Un total de 829 empresas y personas domiciliadas en Colombia figuran actualmente en los registros de sancionados por el Departamento del Tesoro de los EE.UU., puntualmente en la denominada Lista Clinton. 

Por esta razón, la Superintendencia de Sociedades le advirtió a los empresarios que deben conocer e identificar a sus clientes y proveedores, y verificar si se encuentran en esta u otras listas semejantes.  
    
Según reveló el organismo de vigilancia, la mayor cantidad de reportados se encuentra en Cali (270), Bogotá (178), Medellín (118) y Barranquilla (63).
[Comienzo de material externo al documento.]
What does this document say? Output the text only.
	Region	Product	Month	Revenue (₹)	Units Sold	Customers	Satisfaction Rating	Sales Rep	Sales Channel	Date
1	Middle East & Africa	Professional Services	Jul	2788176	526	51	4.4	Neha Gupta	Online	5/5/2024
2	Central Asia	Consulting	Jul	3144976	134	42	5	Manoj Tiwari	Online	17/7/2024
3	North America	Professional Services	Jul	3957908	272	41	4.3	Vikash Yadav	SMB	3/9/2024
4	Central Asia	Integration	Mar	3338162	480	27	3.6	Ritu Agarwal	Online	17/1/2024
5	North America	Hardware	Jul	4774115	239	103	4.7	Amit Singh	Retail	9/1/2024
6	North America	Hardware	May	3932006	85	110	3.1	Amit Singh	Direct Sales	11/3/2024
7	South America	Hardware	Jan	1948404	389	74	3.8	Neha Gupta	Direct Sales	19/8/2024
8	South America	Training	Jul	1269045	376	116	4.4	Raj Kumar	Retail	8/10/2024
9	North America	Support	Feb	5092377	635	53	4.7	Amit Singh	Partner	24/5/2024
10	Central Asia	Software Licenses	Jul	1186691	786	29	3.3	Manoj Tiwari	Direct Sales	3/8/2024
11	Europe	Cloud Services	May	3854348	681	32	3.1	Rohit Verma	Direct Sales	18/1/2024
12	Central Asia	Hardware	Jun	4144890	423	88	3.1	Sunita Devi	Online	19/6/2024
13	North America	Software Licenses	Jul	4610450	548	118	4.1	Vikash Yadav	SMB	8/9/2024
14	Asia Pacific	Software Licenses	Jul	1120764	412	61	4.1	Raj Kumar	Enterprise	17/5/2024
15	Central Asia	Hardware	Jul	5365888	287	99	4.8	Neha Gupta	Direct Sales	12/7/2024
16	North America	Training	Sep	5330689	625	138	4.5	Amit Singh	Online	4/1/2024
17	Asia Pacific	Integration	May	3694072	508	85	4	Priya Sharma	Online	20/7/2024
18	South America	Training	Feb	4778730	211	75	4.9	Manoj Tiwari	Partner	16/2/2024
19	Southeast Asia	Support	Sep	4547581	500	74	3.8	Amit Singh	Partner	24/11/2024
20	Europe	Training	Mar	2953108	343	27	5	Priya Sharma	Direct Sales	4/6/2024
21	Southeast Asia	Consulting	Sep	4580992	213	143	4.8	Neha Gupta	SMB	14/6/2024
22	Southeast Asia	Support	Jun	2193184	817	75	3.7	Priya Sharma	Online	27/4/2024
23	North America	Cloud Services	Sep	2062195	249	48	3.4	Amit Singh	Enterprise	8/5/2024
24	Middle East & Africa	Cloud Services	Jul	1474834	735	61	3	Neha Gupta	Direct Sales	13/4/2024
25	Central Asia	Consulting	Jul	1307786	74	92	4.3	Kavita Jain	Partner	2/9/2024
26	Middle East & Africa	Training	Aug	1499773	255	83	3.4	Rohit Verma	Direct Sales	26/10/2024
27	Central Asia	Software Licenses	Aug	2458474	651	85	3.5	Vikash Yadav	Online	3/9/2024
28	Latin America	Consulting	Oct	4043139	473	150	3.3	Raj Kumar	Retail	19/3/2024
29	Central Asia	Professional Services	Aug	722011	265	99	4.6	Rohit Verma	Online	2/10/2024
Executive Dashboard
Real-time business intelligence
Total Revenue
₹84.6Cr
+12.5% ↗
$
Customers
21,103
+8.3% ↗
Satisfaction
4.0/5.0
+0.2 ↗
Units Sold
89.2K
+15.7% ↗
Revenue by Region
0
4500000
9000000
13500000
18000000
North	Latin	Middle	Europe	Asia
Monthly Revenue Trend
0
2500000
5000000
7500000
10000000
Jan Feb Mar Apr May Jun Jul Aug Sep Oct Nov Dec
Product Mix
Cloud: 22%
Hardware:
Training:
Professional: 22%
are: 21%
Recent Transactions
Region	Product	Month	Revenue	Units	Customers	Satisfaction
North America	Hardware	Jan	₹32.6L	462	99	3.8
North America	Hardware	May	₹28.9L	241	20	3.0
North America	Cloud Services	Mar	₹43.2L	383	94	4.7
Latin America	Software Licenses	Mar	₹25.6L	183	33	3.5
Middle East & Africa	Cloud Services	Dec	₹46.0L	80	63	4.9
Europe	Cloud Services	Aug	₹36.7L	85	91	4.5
Estas firmas están clasificadas en muy diversos sectores económicos. 

"Por citar solo algunos, pueden mencionarse los de la construcción, la minería, la agricultura, la ganadería, el comercio, el turismo, el transporte y la logística, la industria automotriz y las autopartes, el cambio de moneda, restaurantes y los textiles, entre otros", informaron las fuentes.  

Igualmente, los voceros del organismo explicaron que, al cruzar la información, se verifica que algunas de esas empresas figuran también en los archivos de la Superintendencia de Sociedades, "porque han sido sometidas a procesos de liquidación, después de ser intervenidas por las autoridades colombianas".

Por su parte, el Superintendente de Sociedades, Francisco Reyes Villamizar, afirmó que “el organismo  en cumplimiento de su política de supervisión por riesgos, ha identificado que entre las contingencias a las que están expuestas las compañías sujetas a su inspección, vigilancia y control, está la probabilidad de participar directa o indirectamente en actividades de lavado de activos y de financiamiento del terrorismo”.

La denominada lista Clinton es elaborada y administrada por la Oficina de Control de Activos Extranjeros, OFAC (por su sigla en inglés), organismo de control financiero dependiente del Departamento del Tesoro de los Estados Unidos. 

A través de este mecanismo, la OFAC se ocupa en aplicar las sanciones financieras e impone una especie de veto a las empresas o personas relacionadas con el narcotráfico y la financiación del terrorismo.

La Superintendencia expidió, por su parte, normas actualizadas a finales de 2017, en las que establece las pautas que deben cumplir las sociedades vigiladas para reportar movimientos sospechosos y evitar prácticas ilícitas. 

Dichas normas están previstas en la más reciente versión de la Circular Básica Jurídica, que establece los deberes de los empresarios, para prevenir delitos y evitar que las sociedades se presten para el lavado de activos.